NRG is a multiplayer game that allows you to upgrade your house and neighbourhood to experiment with the consequences.

It was built to support research into sustainable behaviour among homeowners. By visualising the effects of each choice the players make, they can experience the advantages and tradeoffs sustainable choices can bring.

  • Client

    TU Delft, Faculty of Law and Policy

  • Deliverables

    PC/Mac version

  • Roles

    Lead design
    Lead development (Unity/C#)
    Multiplayer design/development


Pick a home

Players can pick a home to start with by indicating their preferences in 3 categories: Energy, Housing and Luxury. Their goal is to make this home into their dream home, but what that means is up to them.

Buy, sell and repair upgrades

The player has to manage expenses vs income, and try to build their perfect house using the available funds. With each purchase, they have to made trade-offs between luxury, sustainability, price and durability. Lower quality purchases break down and need repairs sooner.

See the effects

The integrated model view shows the players how their household items affect scores like quality of living, energy consumption, durability, etc. Using this model, players are able to experiment and gain an understanding of these effects.

Shopping around

Using a custom-built morphing system, the game features dynamic models representing the player's purchases. Any object can morph between luxurious, budget-minded, intact, broken, expensive, cheap and any point in-between.

Rathern than presenting them with numbers and statistics, this makes the player's house feel truly theirs and alive while still communicating the relative value and state of each object.

Live preview: Buying a cheap computer
Live preview: Buying a luxury computer



After some playtime the neighbourhood opens up, extending the player's decisions to a communal level.

Should we all get solar panels together to save costs? Should we invest that money in a waste disposal plant instead? How would you run your neighbourhood? Gaining insight into player's behaviours and preferences was one of the main purposes of this game, and the multiplayer aspect of it was custom-built to deliver challenging decisions and generate discussion.

Being able to visit other players' houses and see their contributions to the neighborhood adds further incentive for each player to do well.

Neighbourhood view


Events and interventions

To facilitate research, session runners are able to activate events that influence the player's game to see how they react. Sales, accidents, group buying incentives, taxes, etc. are all able to be triggered from the facilitator interface/server.

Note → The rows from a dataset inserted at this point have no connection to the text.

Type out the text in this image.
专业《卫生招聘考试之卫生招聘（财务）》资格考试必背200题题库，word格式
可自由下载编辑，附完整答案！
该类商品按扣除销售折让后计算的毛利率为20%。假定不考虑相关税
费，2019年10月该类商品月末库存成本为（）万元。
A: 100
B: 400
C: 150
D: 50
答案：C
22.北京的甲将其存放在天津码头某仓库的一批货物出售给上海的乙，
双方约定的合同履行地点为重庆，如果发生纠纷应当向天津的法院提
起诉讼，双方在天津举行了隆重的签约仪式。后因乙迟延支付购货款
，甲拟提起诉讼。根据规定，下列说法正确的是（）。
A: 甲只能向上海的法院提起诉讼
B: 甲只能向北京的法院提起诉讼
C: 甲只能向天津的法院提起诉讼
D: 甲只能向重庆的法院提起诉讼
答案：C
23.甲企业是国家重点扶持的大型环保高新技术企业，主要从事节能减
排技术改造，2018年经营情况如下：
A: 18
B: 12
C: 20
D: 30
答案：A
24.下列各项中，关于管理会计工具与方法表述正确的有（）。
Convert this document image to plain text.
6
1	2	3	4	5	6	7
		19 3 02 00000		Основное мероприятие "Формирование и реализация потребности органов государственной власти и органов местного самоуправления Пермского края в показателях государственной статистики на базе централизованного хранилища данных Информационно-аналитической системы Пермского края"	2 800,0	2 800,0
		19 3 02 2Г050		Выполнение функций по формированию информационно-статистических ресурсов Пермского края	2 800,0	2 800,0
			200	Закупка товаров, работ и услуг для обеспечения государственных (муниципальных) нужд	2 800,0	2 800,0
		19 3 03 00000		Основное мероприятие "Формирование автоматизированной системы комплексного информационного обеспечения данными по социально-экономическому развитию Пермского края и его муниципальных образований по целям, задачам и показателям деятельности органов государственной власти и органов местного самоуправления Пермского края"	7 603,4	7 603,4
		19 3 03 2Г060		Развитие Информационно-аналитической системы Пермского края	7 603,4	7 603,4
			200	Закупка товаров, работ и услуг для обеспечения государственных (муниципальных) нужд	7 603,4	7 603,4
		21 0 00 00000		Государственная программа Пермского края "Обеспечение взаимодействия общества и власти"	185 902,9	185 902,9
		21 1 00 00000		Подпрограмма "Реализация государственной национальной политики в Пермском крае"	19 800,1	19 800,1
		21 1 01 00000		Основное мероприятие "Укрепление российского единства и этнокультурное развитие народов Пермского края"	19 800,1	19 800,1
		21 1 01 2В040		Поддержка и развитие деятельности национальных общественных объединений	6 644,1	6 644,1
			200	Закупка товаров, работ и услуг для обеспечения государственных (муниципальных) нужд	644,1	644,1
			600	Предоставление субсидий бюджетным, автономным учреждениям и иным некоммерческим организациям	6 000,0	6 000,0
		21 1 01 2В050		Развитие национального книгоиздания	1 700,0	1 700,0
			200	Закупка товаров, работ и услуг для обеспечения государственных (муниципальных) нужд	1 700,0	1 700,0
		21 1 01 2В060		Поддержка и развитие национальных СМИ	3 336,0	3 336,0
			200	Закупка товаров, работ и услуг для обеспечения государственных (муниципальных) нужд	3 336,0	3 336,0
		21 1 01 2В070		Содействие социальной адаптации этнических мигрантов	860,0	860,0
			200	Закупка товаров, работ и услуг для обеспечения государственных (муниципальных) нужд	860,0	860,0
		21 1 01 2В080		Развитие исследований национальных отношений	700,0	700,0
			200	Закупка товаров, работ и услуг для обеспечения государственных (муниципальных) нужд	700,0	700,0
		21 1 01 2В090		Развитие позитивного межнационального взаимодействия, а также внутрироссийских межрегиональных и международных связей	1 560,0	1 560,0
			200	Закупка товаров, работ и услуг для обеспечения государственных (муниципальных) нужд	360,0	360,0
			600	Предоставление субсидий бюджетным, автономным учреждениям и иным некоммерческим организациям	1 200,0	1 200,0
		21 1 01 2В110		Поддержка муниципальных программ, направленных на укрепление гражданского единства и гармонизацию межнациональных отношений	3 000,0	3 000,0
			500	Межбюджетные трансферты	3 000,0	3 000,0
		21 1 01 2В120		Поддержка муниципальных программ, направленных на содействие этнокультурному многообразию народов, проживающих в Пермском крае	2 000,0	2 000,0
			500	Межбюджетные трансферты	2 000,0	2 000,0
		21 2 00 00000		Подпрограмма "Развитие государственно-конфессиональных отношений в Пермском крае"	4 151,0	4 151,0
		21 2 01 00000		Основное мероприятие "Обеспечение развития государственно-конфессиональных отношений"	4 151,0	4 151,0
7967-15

Each object and house available for purchase is generated from a spreadsheet of options. Using this list, researchers are able to easily tweak costs, effects and availability without requiring help from developers.

Day/night cycle

Rather than using turns, NRG uses the concept of days to control game flow and keep players synchronized. During the day, players take actions. Every night, the most impactful action a player has made is shown to the group.